Si la rupture littéraire est si radicale, c’est bien en raison de l’irruption brutale dans ces romans de la question fondamentale de l’époque: celle de la crise de civilisation qui traverse la population indigène d’Algérie. Dans un univers nord-africain ou la modernité n’a pas été le produit d’une évolution historique locale, mais une importation brutale, portée par un autre peuple et une autre langue, la construction des identité nationales fut tributaire d’un tiraillement entre la tradition (religieuse ou pas), et l’attraction exercée par la civilisation française, cette dernière inspirant tantôt le progrès technique et scientifique, tantôt une effroyable décadence morale.
La trame de l’œuvre de Mammeri donne ainsi une large vision du malaise identitaire que vivent ses personnages. Un des moments forts du récit relate ainsi la honte des aïeux face à l’incapacité des jeunes à prononcer un discours soutenu en langue kabyle devant l’assemblée villageoise. De même, la pénétration des idéaux européens à travers l’école française est un thème récurrent des critiques formulées par les anciennes générations: l’individualisme montant, les anciennes solidarités se perdent vite, tout comme l’esprit de sacrifice. Si Mammeri rapporte ses critiques telles qu’il les perçoit (et telles qu’il a certainement dû les subir lui-même), il ne s’en fait pas le défenseur: comme il l’expliquera des années plus tard, les héros de La colline oubliée correspondaient à la troisième et dernière génération de l’histoire coloniale, celle qui sentant le poids de sa propre acculturation, va commencer à y réagir avec la vigueur extrême qui conduira à la lutte armée. Le roman, qui évoque pudiquement mais précisément les groupes de « hors-la-loi » plus ou moins politisés qui sévissaient (déjà) dans le maquis kabyle, est annonciateur de la guerre toute proche.

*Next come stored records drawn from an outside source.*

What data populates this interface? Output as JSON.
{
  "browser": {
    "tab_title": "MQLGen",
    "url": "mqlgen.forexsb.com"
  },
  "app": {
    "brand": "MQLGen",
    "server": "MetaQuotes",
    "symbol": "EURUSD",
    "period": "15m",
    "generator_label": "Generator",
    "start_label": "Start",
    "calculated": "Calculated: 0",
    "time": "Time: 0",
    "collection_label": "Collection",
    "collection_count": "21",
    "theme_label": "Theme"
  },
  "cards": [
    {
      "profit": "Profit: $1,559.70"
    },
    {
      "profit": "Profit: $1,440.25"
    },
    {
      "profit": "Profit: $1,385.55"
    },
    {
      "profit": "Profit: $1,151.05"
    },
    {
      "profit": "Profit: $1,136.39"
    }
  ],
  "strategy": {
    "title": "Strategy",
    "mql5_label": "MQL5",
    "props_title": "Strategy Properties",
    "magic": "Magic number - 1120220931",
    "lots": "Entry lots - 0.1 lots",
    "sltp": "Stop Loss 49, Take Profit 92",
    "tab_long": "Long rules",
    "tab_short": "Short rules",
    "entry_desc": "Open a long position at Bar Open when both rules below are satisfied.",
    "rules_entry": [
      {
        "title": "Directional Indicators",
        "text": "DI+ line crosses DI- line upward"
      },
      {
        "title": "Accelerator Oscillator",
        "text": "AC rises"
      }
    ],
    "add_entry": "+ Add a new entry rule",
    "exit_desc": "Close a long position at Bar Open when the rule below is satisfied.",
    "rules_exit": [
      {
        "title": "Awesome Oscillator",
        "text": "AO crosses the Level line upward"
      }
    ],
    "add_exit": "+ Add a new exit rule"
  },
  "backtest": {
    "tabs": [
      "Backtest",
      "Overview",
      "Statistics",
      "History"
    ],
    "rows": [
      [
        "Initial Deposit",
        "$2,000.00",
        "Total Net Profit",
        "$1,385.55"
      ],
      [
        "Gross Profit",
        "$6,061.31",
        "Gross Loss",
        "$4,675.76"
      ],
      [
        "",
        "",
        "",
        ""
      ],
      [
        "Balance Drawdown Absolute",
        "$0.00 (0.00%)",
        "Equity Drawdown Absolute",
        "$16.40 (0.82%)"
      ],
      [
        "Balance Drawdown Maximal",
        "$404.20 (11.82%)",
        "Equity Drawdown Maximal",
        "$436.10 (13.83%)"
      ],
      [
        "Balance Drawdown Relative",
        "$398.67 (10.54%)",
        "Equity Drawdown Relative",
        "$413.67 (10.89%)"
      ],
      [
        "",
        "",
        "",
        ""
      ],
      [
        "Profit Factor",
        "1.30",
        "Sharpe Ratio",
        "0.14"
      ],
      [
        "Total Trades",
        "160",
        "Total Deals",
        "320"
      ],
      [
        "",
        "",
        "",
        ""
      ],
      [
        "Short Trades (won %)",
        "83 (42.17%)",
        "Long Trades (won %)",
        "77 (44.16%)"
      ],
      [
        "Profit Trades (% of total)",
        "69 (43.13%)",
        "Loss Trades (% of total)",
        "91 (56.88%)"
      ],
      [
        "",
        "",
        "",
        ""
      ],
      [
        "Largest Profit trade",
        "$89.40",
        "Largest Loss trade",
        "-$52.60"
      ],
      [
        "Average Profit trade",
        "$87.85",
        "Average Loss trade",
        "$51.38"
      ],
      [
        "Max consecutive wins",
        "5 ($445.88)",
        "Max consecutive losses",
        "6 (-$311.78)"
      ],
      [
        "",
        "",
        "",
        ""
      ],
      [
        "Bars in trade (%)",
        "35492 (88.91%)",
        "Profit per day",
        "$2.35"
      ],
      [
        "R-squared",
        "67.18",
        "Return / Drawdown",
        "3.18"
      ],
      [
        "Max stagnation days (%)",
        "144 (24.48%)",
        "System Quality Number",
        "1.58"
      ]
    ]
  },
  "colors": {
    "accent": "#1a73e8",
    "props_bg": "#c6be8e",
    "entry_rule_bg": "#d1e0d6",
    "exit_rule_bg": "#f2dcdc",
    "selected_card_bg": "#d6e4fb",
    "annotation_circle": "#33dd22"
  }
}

À la recherche de l’universel dans le singulier
Le sommeil du juste, second roman de Mammeri paru en 1955, soit au début de la guerre d’Algérie, montre un durcissement du choc des cultures. En particulier, la figure du jeune francisé et nationaliste (ou plutôt nationaliste car francisé), déjà esquissée dans La colline oubliée, et ici plus largement développée. Ce développement n’est pas sans incidence sur le rapport à la coutume: dans le premier livre, elle apparait comme le ciment de la résistance à l’étranger. Bien que son poids paraisse pesant à la jeunesse, sa remise en cause n’est que ponctuelle et superflue. On est alors dans l’« l’immobilité crispée de la société dominée », selon l’expression de Frantz Fanon. Le second roman, à travers le personnage pivot d’Arezki, entreprend quant à lui une remise en cause bien plus sérieuse de l’ordre ancien. Le choc des cultures est alors évident, et la tradition n’est plus critiquée par simple agacement juvénile, mais bien par une pensée adulte et réfléchie. Ses failles véritables apparaissent. Elle n’en demeure pas moins ménagée: le personnage d’Arezki est globalement détestable. Insupportable discoureur pédant, il apparait comme l’exemple vivant de l’acculturation, pour ceux qui doutaient du caractère néfaste de cette dernière.
Dans L’opium et le bâton, troisième fiction mammerienne parue en 1965 dans une Algérie fraîchement indépendante, le rapport à la tradition achève de s’inverser: elle semble désormais totalement rétrograde, et plus grave encore, un frein à l’expression authentique de l’âme berbère méditerranéenne. Cette inversion est un signe fort des temps: le colonialisme vaincu, la modernité n’est plus l’apanage du colon. L’entrée de la population algérienne dans l’ère du progrès social et intellectuel ne va pas pour autant de soi: la mise en place après l’indépendance d’un État autoritaire et jacobin, d’idéologie arabo-islamique, ne va pas éteindre la crise de civilisation, mais plutôt la déplacer vers les questions du rapport à la religion (dans un pays qui se vide de ses composantes démographiques juive et chrétienne), et de l’aménagement linguistique. C’est ce tournant que reflète L’opium et le bâton, tout comme une large partie des romans produits ces années là.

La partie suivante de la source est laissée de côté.